Merah Putih di Old Trafford
'Merah putih di Old Trafford: Kisah Anak Indonesia yang Terpilih Berlatih di Kandang Red Devils' adalah judul buku berbahasa Indonesia dengan genre non-fiksi yang ditulis oleh penulis Langlang Randhawa[1] Buku ini terbit pada tahun 2010 diterbitkan oleh Mizan Kaifa.
Pengarang | Langlang Randhawa |
---|---|
Negara | Indonesia |
Bahasa | Indonesia |
Genre | non-fiksi |
Penerbit | Mizan Kaifa |
Tanggal terbit | 2010 |
Halaman | 268 hal. |
Sinopsis
suntingMerah Putih di Old Trafford menceritakan tentang sepak terjang pemain sepak bola belia asal Bekasi bernama Hanif Abdurrauf Sjahbandi yang belajar sepak bola di Manchester United, Inggris.[2] Semasa kecilnya Hanif selalu berkeliaran kesana-kemari menyusuri setiap ruangan yang ada dirumahnya. Untuk mengatasi tingkahlaku Hanif, ayahnya yang beranama bapak Rony mengajaknya kesebuah arena bermain anak dikawasan pondok indah. Berbagai fasilitas permainan anak-anak ada disana, tetapi permainan yang paling menyedot perhatian Hanif hanyalah wahana mandi bola. Sejam berlalu pak Rony mulai jenuh karena ajakannya tidak ditanggapi sedikitpun, tiba-tiba pak Rony menemukan sebuah ide untuk mengajak Hanif membeli sebuah bola. Ternyata ide tersebut berjalalan sempurna, Hanif langsung menanggapi ajakan ayahnya untuk membeli sebuah bola. Kemudian, pak Rony segera membawa Hanif untuk membeli sebuah bola sepak. Siapa sangka bahwa inisiatif pak Rony untuk membelikan Hanif sebuah bola sepak menimbulkan perubahan bagi keluarganya, khususnya Hanif.

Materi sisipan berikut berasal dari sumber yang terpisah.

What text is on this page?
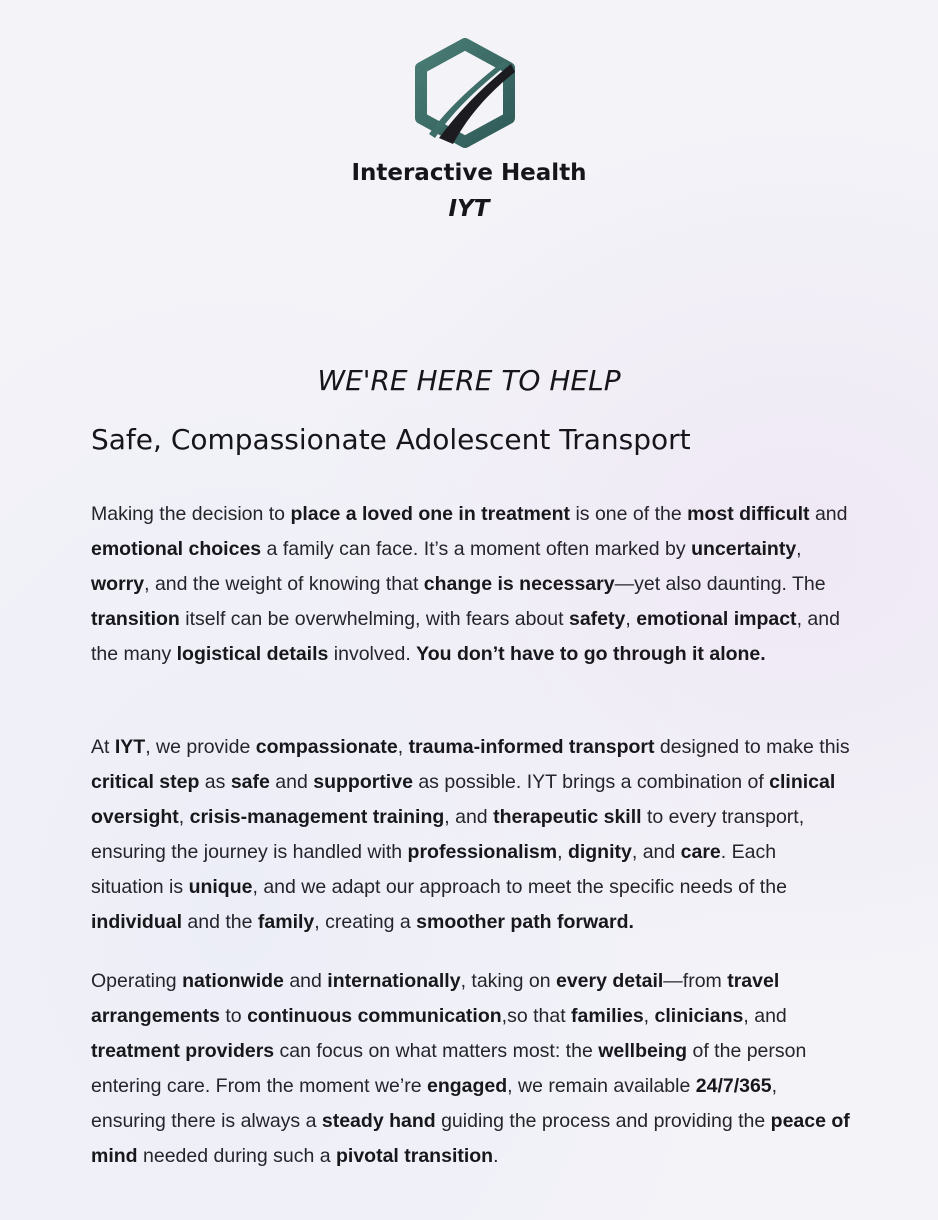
Interactive Health
IYT
WE'RE HERE TO HELP
Safe, Compassionate Adolescent Transport

Making the decision to place a loved one in treatment is one of the most difficult and emotional choices a family can face. It’s a moment often marked by uncertainty, worry, and the weight of knowing that change is necessary—yet also daunting. The transition itself can be overwhelming, with fears about safety, emotional impact, and the many logistical details involved. You don’t have to go through it alone.

At IYT, we provide compassionate, trauma-informed transport designed to make this critical step as safe and supportive as possible. IYT brings a combination of clinical oversight, crisis-management training, and therapeutic skill to every transport, ensuring the journey is handled with professionalism, dignity, and care. Each situation is unique, and we adapt our approach to meet the specific needs of the individual and the family, creating a smoother path forward.

Operating nationwide and internationally, taking on every detail—from travel arrangements to continuous communication,so that families, clinicians, and treatment providers can focus on what matters most: the wellbeing of the person entering care. From the moment we’re engaged, we remain available 24/7/365, ensuring there is always a steady hand guiding the process and providing the peace of mind needed during such a pivotal transition.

Ketika suatu hari Hanif mengikuti pertandingan sepak bola antar TK sekecamatan di komplek jati asih. Ibunya yang bernama bu Tia merasa gelisah, ia ingin menyaksikan Hanif yang sedang bertanding sepak bola. Seperti biasa, Hanif begitu antusias ketika bersinggungan dengan bola. Dalam pertandingan pertamanya ini, ia belum mengenal yang namanya peratuaran bermain sepak bola, ia hanya tahu bola itu wajib ditendang kesebuah gawang, tak peduli gawang siapapun. Ketika Hanif menendang bola kegawangnya sendiri, alias melakukan gol bunuh diri, ia tidak terpekur seperti para pemain bola dilapangan hijau, tetapi sebaliknya ia malah bersorak riang gembira. Tawa pun meledak dari para guru, penonton dan juga kedua orangtuanya yang baru datang.

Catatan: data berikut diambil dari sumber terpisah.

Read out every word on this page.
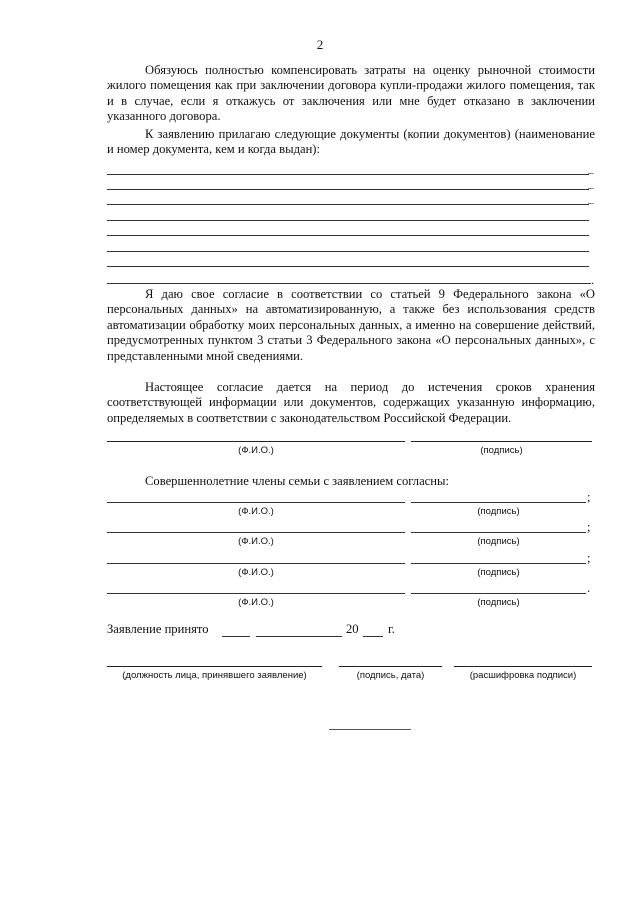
2
Обязуюсь полностью компенсировать затраты на оценку рыночной стоимости жилого помещения как при заключении договора купли-продажи жилого помещения, так и в случае, если я откажусь от заключения или мне будет отказано в заключении указанного договора.
К заявлению прилагаю следующие документы (копии документов) (наименование и номер документа, кем и когда выдан):
–
–
–
.
Я даю свое согласие в соответствии со статьей 9 Федерального закона «О персональных данных» на автоматизированную, а также без использования средств автоматизации обработку моих персональных данных, а именно на совершение действий, предусмотренных пунктом 3 статьи 3 Федерального закона «О персональных данных», с представленными мной сведениями.
Настоящее согласие дается на период до истечения сроков хранения соответствующей информации или документов, содержащих указанную информацию, определяемых в соответствии с законодательством Российской Федерации.
(Ф.И.О.)	(подпись)
Совершеннолетние члены семьи с заявлением согласны:
;
(Ф.И.О.)	(подпись)
;
(Ф.И.О.)	(подпись)
;
(Ф.И.О.)	(подпись)
.
(Ф.И.О.)	(подпись)
Заявление принято	20 г.
(должность лица, принявшего заявление)	(подпись, дата)	(расшифровка подписи)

Beberapa tahun berlalu, Hanif kini tumbuh menjadi murid SD yang semakin menggilai bola. Kecintaannya pada sepak bola membuatnya semakin tidak tertarik dengan kegiatan olahraga lainnya, termasuk les renang yang diikutinya. Bakat dan semangat yang dimiliki Hanif akhirnya membuahkan hasil. Di SD Al-Azhar 9 Kemang Pertama, Bekasi, seorang laki-laki terpana melihat Hanif bermain sepak bola bersama teman-temannya. Nama lelaki itu adalah pak Slamet, ia adalah guru yang membimbing kegiatan ekstrakulikuler sepak bola di SD tersebut. Dari sekian banyak muridnya, hanya Hanif yang mampu menyita perhatiannya.

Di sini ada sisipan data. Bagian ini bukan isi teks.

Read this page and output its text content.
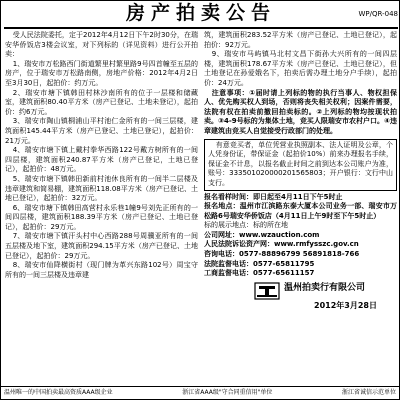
房产拍卖公告	WP/QR-048

受人民法院委托，定于2012年4月12日下午2时30分，在瑞安华侨饭店3楼会议室，对下列标的（详见资料）进行公开拍卖：

1、瑞安市万松路西门街道繁里村繁里路9号四首幢至五层的房产，位于瑞安市万松路南侧，房地产价格：2012年4月2日至3月30日，起拍价：约万元。

2、瑞安市塘下镇韩田村林沙南所有的位于一层楼和储藏室，建筑面积80.40平方米（房产已登记、土地未登记），起拍价：约6万元。

3、瑞安市陶山镇桐浦山平村池仁金所有的一间三层楼，建筑面积145.44平方米（房产已登记、土地已登记），起拍价：21万元。

4、瑞安市塘下镇上戴村拳华西路122号戴方树所有的一间四层楼，建筑面积240.87平方米（房产已登记，土地已登记），起拍价：48万元。

5、瑞安市塘下镇韩田新前村池休良所有的一间半二层楼及违章建筑和简易棚，建筑面积118.08平方米（房产已登记、土地已登记），起拍价：32万元。

6、瑞安市塘下镇韩田高营村永乐巷1幢9号刘先正所有的一间四层楼，建筑面积188.39平方米（房产已登记、土地已登记），起拍价：29万元。

7、瑞安市塘下镇汗头村中心西路288号周骥亚所有的一间五层楼及地下室，建筑面积294.15平方米（房产已登记、土地已登记），起拍价：29万元。

8、瑞安市仙降横街村（现门牌为革兴东路102号）周宝守所有的一间三层楼及违章建

筑，建筑面积283.52平方米（房产已登记、土地已登记），起拍价：92万元。

9、瑞安市马屿镇马北村文昌下街孙大兴所有的一间四层楼，建筑面积178.67平方米（房产已登记、土地已登记），但土地登记在孙爱娥名下，拍卖后需办理土地分户手续），起拍价：24万元。

注意事项：①届时请上列标的物的执行当事人、物权担保人、优先购买权人到场，否则将丧失相关权利；因案件需要，法院有权在拍卖前撤回拍卖标的。②上列标的物均按现状拍卖。③4-9号标的为集体土地，竞买人限瑞安市农村户口。④违章建筑由竞买人自觉接受行政部门的处理。

有意竞买者，单位凭营业执照副本、法人证明及公章，个人凭身份证，带保证金（起拍价10%）前来办理报名手续，保证金不计息，以报名截止时间之前到达本公司账户为准，账号：333501020000201565803；开户银行：文行中山支行。

报名看样时间：即日起至4月11日下午5时止

报名地点：温州市江滨路东泰大厦本公司业务一部、瑞安市万松路6号瑞安华侨饭店（4月11日上午9时至下午5时止）

标的展示地点：标的所在地

公司网址：www.wzauction.com

人民法院诉讼资产网：www.rmfysszc.gov.cn

咨询电话：0577-88896799 56891818-766

法院监督电话：0577-65811795

工商监督电话：0577-65611157

温州拍卖行有限公司

2012年3月28日

温州唯一的中国拍卖最高资质AAA级企业	浙江省AAA级"守合同重信用"单位	浙江省诚信示范单位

Rony berniat untuk mendaftarkan Hanif pada training camp di Manchester United selama liburan sekolah, lalu dengan bersemangat Hanif menanggapinya. Tujuh bulan berselang, Hanif dan keluarganya bersiap berangkat kekota Manchester, Inggris. Setelah tiba dikota Manchester, Hanif dan keluarganya langsung pergi menuju ke Denston College, tempat Hanif mengikuti training camp. Hari latihan pun tiba, Hanif mulai berlatih bersama dengan anak-anak lain dari berbagai negara. Setiap hari Hanif selalu berlatih dengan semangat, walaupun latihannya digelar selama 3 kali dalam 1 hari, yang tentunya memerlukan energi banyak untuk mengikutinya.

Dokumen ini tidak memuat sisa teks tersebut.